Living in a Veggie Powered Van, Down by the River

            My husband and I like to watch social/cultural documentaries.  We like to broaden our horizons by learning about new things.  The problem is that as they expand our world, they also shrink it. 
            For instance, because of our addiction to documentaries, we no longer
                        *shop at Wal-Mart (Wal-Mart: The High Cost of Low Price)
                        *eat the meat of unhappy animals (Food, Inc.)
                        *drink Budweiser, Coors, or Miller Beer (Beer Wars)
                        *buy food or drinks that contain high fructose corn syrup (King Corn)
                        *want our child to be a North Korean gymnast (A State of Mind)

            OK, we never wanted that last one, but definitely not now.

            Also, currently we are daring each other to be the first person to try out our stack of reusable toilet paper.  No, No. . .thank YOU No Impact Man.

            If we keep up at this pace, before you know it we will have sold our house and moved into a veggie-powered van out in the country somewhere.  If we did, we would have to give up technology (I’d mail my handwritten blog posts to someone with an internet connection).  We would live off the land.  Now that I am imagining it, I’m not sure how successful we would be.

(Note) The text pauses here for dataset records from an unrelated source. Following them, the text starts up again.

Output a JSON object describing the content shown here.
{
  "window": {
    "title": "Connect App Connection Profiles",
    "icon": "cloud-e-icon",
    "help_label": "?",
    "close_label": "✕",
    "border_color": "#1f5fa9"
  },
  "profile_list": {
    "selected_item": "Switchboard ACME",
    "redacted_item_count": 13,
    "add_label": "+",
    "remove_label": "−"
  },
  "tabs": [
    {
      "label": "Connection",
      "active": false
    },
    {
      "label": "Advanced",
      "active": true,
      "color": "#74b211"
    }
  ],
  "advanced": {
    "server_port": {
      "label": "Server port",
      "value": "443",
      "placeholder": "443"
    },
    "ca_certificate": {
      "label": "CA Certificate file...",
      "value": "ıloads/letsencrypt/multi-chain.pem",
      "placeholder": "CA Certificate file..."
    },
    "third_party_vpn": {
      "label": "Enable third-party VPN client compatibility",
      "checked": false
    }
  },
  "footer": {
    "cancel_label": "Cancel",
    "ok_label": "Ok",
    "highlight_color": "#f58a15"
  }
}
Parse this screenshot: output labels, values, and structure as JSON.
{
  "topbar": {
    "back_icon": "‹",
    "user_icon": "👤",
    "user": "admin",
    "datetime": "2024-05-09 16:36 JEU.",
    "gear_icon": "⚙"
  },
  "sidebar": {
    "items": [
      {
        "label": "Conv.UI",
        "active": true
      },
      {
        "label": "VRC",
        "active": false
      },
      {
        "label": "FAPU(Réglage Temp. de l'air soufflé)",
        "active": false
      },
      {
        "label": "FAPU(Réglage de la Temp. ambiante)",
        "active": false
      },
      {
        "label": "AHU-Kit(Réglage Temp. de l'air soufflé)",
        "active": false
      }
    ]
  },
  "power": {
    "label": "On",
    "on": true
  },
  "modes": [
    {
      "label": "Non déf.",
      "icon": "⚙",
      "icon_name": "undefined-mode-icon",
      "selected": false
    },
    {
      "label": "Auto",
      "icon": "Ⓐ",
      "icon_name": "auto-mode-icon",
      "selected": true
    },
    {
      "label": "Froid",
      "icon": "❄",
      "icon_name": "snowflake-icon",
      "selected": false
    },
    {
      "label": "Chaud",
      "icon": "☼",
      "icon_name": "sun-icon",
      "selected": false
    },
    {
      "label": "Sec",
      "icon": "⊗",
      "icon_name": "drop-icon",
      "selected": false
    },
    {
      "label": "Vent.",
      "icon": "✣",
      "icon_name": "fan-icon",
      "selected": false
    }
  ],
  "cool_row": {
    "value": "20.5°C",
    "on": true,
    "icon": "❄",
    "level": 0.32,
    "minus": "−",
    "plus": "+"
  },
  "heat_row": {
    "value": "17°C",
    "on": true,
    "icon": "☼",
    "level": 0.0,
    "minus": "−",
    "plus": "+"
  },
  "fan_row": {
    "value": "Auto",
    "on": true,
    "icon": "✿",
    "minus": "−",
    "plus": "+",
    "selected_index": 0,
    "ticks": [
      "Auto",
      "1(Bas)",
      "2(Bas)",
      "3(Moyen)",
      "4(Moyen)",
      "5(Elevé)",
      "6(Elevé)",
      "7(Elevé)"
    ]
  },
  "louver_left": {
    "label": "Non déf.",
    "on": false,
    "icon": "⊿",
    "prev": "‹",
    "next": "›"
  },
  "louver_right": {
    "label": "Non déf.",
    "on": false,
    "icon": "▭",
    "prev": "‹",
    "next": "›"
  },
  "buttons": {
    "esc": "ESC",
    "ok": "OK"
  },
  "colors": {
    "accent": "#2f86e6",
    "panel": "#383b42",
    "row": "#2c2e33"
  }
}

I’ve had a garden for the last two years and I’ve learned some things about myself.  One is that I’m always very excited in April to start planning because it means no more frost and Spring has arrived.  Then, come August, it’s not so thrilling anymore. I get disillusioned with the bugs that eat my broccoli and with weeds that bully their way in despite my layers and layers of mulch.  By this time, when it is unbearably hot and my squash is drooping like a basset hound’s ears and gasping for water, I’ll admit I occasionally pretend it is winter, sit in the house with a blanket, and knit.  My measures of avoidance might not be very helpful if we were farming for our food.
            And, could I really live completely off the land when I’m not even sure what a turnip or a parsnip is?  I’m pretty sure if you can’t drive to the grocery store to get a banana, you have to eat all kinds of weird vegetables people have heard about, but never really remember ever seeing. 
            As further proof, I’ve seen the way my husband is with bugs in the house.  He once made me go get a broom to encourage a fly out of our house.  I can imagine how that might translate to living in a place where bugs are even more prolific. 
            So maybe the veggie powered van life is not really for us.
Take heart family and friends, even though we keep attempting to get greener, we’ll probably never reach the far end of the spectrum (though we wave to and high five those who are out there) and don’t worry, when you visit we won’t make you use our reusable toilet paper.

1 comment:

  1. Also, I think that veggie-powered vans often smell like French fries, which might make it difficult to not eat fast food (Super Size Me).